Eight Million Ways to Die
Tags: detective-fiction,
Eight Million Ways to Die is the fifth in Lawrence Block’s Matthew Scudder detective series. You don’t need to have read any others in the series to follow this one.
Scudder is a former New York City cop who quit the force after accidentally killing a child while pursuing two thieves. By the time the book begins, he has long since left his family, and has been living for years in a mid-town Manhattan hotel. He makes his living under the table, as a cash-only unlicensed detective. His training helps him out, as do his connections on the force and on the street. His chronic drinking hinders him.
The story begins with Scudder in his favorite bar, talking to a prostitute who wants to get out of “the life.” She’s afraid to talk to her pimp, Chance, about leaving, and wants Scudder to feel him out first.
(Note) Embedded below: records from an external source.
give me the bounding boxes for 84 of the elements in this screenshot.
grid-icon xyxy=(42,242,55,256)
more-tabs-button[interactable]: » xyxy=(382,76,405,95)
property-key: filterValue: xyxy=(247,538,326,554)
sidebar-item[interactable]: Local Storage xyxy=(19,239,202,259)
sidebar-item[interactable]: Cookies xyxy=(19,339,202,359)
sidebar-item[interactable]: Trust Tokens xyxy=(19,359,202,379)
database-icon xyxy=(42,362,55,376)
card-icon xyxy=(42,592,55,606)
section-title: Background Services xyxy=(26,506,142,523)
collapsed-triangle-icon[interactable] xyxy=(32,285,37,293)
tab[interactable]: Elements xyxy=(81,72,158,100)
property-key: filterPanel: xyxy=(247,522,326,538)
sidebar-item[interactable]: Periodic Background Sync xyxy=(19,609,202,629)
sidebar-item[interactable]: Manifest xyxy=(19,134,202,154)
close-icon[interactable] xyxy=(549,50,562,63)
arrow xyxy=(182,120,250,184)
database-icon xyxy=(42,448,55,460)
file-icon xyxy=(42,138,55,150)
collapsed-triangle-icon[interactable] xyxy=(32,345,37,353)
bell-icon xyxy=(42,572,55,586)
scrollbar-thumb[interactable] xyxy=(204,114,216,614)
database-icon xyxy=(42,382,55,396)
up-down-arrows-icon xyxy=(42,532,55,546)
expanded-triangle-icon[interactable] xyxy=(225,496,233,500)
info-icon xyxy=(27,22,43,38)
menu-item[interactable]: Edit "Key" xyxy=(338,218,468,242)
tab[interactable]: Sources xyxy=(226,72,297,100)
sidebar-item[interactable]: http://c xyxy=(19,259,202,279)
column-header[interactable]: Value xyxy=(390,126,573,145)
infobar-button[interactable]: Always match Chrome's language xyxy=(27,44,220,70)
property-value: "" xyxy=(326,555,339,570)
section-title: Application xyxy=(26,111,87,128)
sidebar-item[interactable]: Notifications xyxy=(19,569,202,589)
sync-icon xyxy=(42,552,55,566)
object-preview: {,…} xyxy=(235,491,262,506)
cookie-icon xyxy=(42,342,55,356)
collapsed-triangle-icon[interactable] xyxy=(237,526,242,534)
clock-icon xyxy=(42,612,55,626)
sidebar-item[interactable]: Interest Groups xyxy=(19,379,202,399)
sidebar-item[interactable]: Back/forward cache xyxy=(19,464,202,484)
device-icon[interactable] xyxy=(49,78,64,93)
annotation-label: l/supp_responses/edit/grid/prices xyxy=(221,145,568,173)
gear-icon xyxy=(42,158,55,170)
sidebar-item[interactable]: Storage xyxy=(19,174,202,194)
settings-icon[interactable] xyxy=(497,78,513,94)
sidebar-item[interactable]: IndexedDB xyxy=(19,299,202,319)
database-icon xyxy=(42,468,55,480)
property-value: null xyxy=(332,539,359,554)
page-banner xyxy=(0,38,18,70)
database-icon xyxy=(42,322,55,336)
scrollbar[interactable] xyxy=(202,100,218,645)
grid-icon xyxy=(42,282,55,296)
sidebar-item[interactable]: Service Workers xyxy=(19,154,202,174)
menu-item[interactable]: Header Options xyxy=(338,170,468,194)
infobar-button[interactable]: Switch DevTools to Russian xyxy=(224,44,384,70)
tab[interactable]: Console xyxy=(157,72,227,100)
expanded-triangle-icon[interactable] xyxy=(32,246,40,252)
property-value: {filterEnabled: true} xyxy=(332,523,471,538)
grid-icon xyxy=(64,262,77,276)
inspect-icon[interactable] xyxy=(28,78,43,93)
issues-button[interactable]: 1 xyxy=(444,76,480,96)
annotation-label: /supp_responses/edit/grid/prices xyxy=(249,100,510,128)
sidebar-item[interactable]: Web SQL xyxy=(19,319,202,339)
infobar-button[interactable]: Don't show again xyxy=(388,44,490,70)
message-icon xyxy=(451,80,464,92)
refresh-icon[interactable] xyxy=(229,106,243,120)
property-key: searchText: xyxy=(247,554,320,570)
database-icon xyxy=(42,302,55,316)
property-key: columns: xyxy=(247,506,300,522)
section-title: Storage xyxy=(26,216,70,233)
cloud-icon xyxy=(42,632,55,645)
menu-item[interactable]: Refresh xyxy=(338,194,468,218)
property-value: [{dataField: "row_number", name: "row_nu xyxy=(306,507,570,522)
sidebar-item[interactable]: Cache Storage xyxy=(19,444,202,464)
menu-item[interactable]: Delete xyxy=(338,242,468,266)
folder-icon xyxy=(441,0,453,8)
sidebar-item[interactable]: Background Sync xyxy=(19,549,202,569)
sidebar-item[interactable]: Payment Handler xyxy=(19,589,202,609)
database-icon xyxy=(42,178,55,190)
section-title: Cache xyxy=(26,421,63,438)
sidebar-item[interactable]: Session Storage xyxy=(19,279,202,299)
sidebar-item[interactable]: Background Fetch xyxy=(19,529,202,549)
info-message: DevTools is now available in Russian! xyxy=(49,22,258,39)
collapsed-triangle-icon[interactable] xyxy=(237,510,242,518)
The pimp is not an easy man to find. While trying to track him down, Scudder has the following exchange with his informer, Danny Boy. The informer asks, “What can I do for you?”
“I’m looking for a pimp.”
“Diogenes was looking for an honest man. You have more of a field to choose from.”
“I’m looking for a particular pimp.”
“They’re all particular. Some of them are downright finicky. Has he got a name?”
When Scudder manages to track him down, he finds Chance is no ordinary pimp. He’s reserved, thoughtful, well-spoken, and introspective.
After Scudder finds the pimp has no objection to his client’s leaving, the prostitute is brutally murdered in a Manhattan hotel room. The pimp, obviously, is the prime suspect. The only problem, though, is that he has an airtight alibi.
With no other suspects to pursue, NYPD lets the case languish, but Scudder isn’t willing to let it go. The pimp returns and hires Scudder himself to find the killer.
That’s the setup. Most of the action involves Scudder doing old-fashioned detective work, what Scudder calls “goyakod”: Get off your ass and knock on doors. We then follow the detective through a number of encounters with cops, pimps, prostitutes, artists, witnesses, and drinking buddies in three of New York’s five boroughs.
The book is heavy on dialog, which is one of Block’s strong points as a writer. He doesn’t need to spend much time on backstory to develop rich characters. He reveals a person’s perspectives, attitudes, and temperament through their speech.
Eight Million Ways to Die was published in 1982 and takes place around that time. Much of the book is a meditation on the state of New York City, and if you spent much time in the city in the late ’70s and early ’80s, you’ll find that Scudder’s narrative brings the old city vividly to life.
New York in the late ’70s, with its filthy streets, its grafitti and general slovenliness was the urban incarnation of a hangover. By the early ’80s, crime was rampant and seemed to be getting worse every day.
Scudder begins most of his days reading the news, which seems to be a catalog of human depravity. The title of the book comes from his reflection, after reading about a number of murders, that in a city of eight million people, there are eight million ways to die.
He spends much of the book working with an NYPD homicide detective named Durkin, a cop who has seen too many of the things cops see, and who bitterly laments the decline of the city. Many of Durkin’s complaints echo those of today’s political right: the influx of poor and struggling immigrants from all corners of the world has transformed the city into one he hardly recognizes. Many of the city’s new arrivals, it seems, have brought with them the troubles they were hoping to flee.
Durkin complains that when he goes on the subway he feels like he’s in a foreign country. He is overwhelmed by a world he can no longer comprehend, and he confides to Scudder that he can’t wait to retire. Trying to keep order in such a vast, unruly city has sapped his energy to the point where he just wants to withdraw.
As he tracks down the clues to the prostitute’s murder, Scudder spends an enormous amount of time and emotional energy contemplating his alcoholism and trying to resist the temptation of drinking. He admits that part of the reason he wants to keep working the murder case is to keep his mind off booze.
I won’t say how the investigation pans out, since that’s the mystery the reader signs up for when he or she picks up the book. I will say that like most good mysteries, the story isn’t about the crime or even the solving of it. It’s about a time and a place, the psyche of the main character, the world he inhabits and the lens through which he sees it. It’s about a violent, paranoid city in decline after Son of Sam, and the struggles of one of that city’s eight million souls as he tries to come to terms with his personal demons. Its final scene, one of the most famous in all of detective fiction, tells you it’s a book about character. And it’s well worth the read.